TEHRAN: Iran’s presidential candidates have once again clashed during their third and final televised debate, this time, more openly, especially over the country’s 2015 nuclear deal with world powers and United States sanctions.
The seven men, five conservatives and hardliners, a moderate and a reformist, leveraged the slightly improved “debate” format to speak more directly and at length about the corruption and misguided management that they believe has led the country astray.
After most candidates criticised the previous two debates that incorporated no moderation and saw them not answering the same questions, state television began the final event by posing one question, on people’s problems, to all participants.
Several candidates discussed the need for an overhaul in the management style of the government in addition to fighting corruption and supporting marginalised Iranians, once again without providing many details on how their plans would actually be implemented.

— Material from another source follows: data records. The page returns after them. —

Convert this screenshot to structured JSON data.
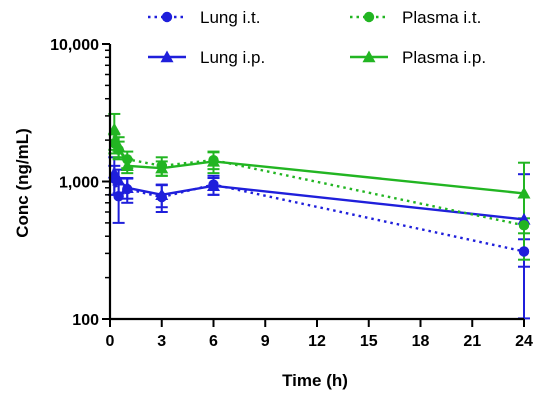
{
  "chart_data": {
    "type": "line",
    "xlabel": "Time (h)",
    "ylabel": "Conc (ng/mL)",
    "xlim": [
      0,
      24
    ],
    "ylim": [
      100,
      10000
    ],
    "yscale": "log",
    "xticks": [
      0,
      3,
      6,
      9,
      12,
      15,
      18,
      21,
      24
    ],
    "xtick_labels": [
      "0",
      "3",
      "6",
      "9",
      "12",
      "15",
      "18",
      "21",
      "24"
    ],
    "yticks": [
      100,
      1000,
      10000
    ],
    "ytick_labels": [
      "100",
      "1,000",
      "10,000"
    ],
    "legend_position": "top",
    "series": [
      {
        "name": "Lung i.t.",
        "color": "#1f1fdb",
        "marker": "circle",
        "line": "dotted",
        "points": [
          {
            "x": 0.25,
            "y": 1050,
            "err": 250
          },
          {
            "x": 0.5,
            "y": 780,
            "err": 280
          },
          {
            "x": 1,
            "y": 880,
            "err": 180
          },
          {
            "x": 3,
            "y": 770,
            "err": 170
          },
          {
            "x": 6,
            "y": 950,
            "err": 150
          },
          {
            "x": 24,
            "y": 310,
            "err": 70
          }
        ]
      },
      {
        "name": "Lung i.p.",
        "color": "#1f1fdb",
        "marker": "triangle",
        "line": "solid",
        "points": [
          {
            "x": 0.25,
            "y": 1150,
            "err": 350
          },
          {
            "x": 0.5,
            "y": 1020,
            "err": 200
          },
          {
            "x": 1,
            "y": 900,
            "err": 150
          },
          {
            "x": 3,
            "y": 800,
            "err": 150
          },
          {
            "x": 6,
            "y": 930,
            "err": 130
          },
          {
            "x": 24,
            "y": 530,
            "err": 600
          }
        ]
      },
      {
        "name": "Plasma i.t.",
        "color": "#22b522",
        "marker": "circle",
        "line": "dotted",
        "points": [
          {
            "x": 0.25,
            "y": 1900,
            "err": 300
          },
          {
            "x": 0.5,
            "y": 1700,
            "err": 250
          },
          {
            "x": 1,
            "y": 1450,
            "err": 200
          },
          {
            "x": 3,
            "y": 1300,
            "err": 200
          },
          {
            "x": 6,
            "y": 1430,
            "err": 200
          },
          {
            "x": 24,
            "y": 480,
            "err": 60
          }
        ]
      },
      {
        "name": "Plasma i.p.",
        "color": "#22b522",
        "marker": "triangle",
        "line": "solid",
        "points": [
          {
            "x": 0.25,
            "y": 2400,
            "err": 700
          },
          {
            "x": 0.5,
            "y": 1800,
            "err": 300
          },
          {
            "x": 1,
            "y": 1300,
            "err": 150
          },
          {
            "x": 3,
            "y": 1250,
            "err": 150
          },
          {
            "x": 6,
            "y": 1400,
            "err": 250
          },
          {
            "x": 24,
            "y": 820,
            "err": 550
          }
        ]
      }
    ]
  }
}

But most notably, much more time was spent on the nuclear deal, or the Joint Comprehensive Plan of Action (JCPOA), and the harsh sanctions that the US has imposed since 2018 when former President Donald Trump unilaterally withdrew his country from the landmark accord.
The issue had been largely ignored during the previous two debates as Supreme Leader Ayatollah Ali Khamenei had said last month foreign policy is not one of the “main problems of the people”. But moderate candidate Abdolnaser Hemmati, who led the central bank until earlier this month when he was dismissed for running for president, harshly criticised the internal political forces who oppose the JCPOA.

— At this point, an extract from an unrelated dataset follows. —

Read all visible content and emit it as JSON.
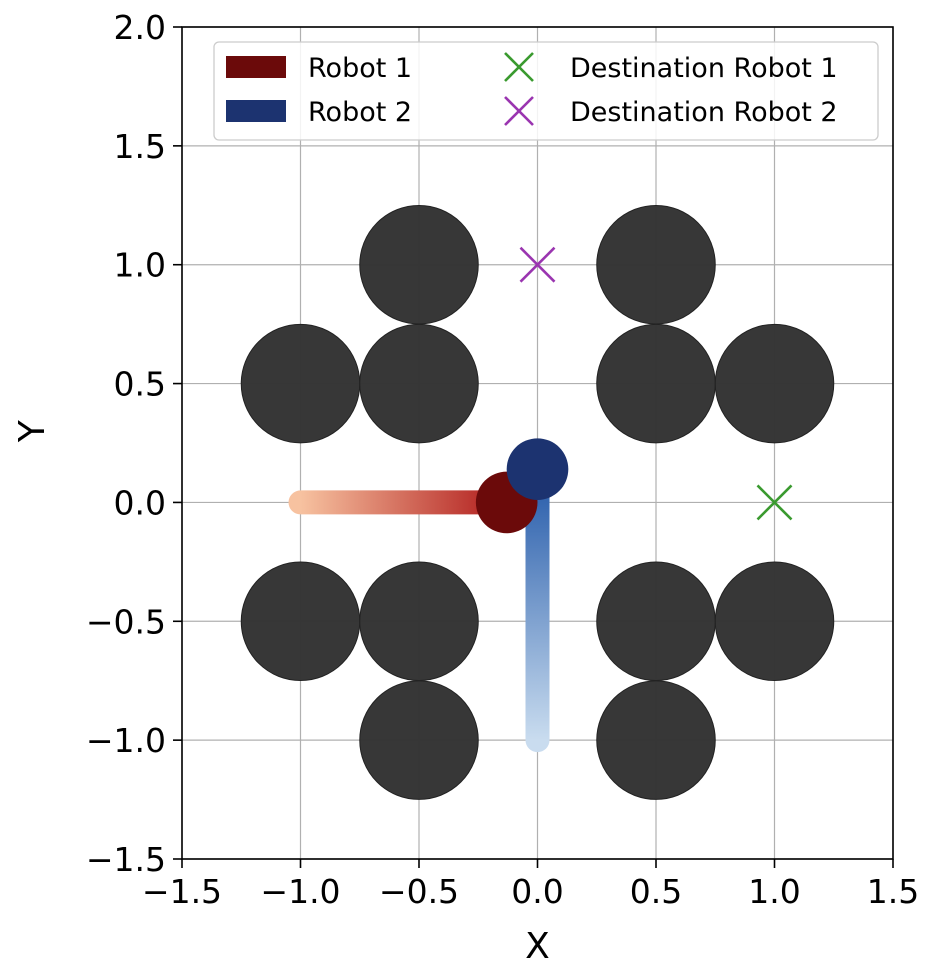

“What will happen if power falls in the hands of hardliners?” he directly asked Ebrahim Raisi, who leads the judiciary and is seen as the frontrunner in the polls. “I have no reservation to say there will be new sanctions with more international consensus,” he said in reference to the pre-JCPOA period, when Iran was under multilateral sanctions.
The technocrat warned that Raisi and other like-minded politicians do not want sanctions lifted as it would cut off forces inside the country who are profiting from them, and said “all this time you played in Trump’s court with your hardline actions.”
He also railed against those who oppose ratifying remaining legislation to complete Iran’s financial transparency action plan with the intergovernmental Financial Action Task Force (FATF).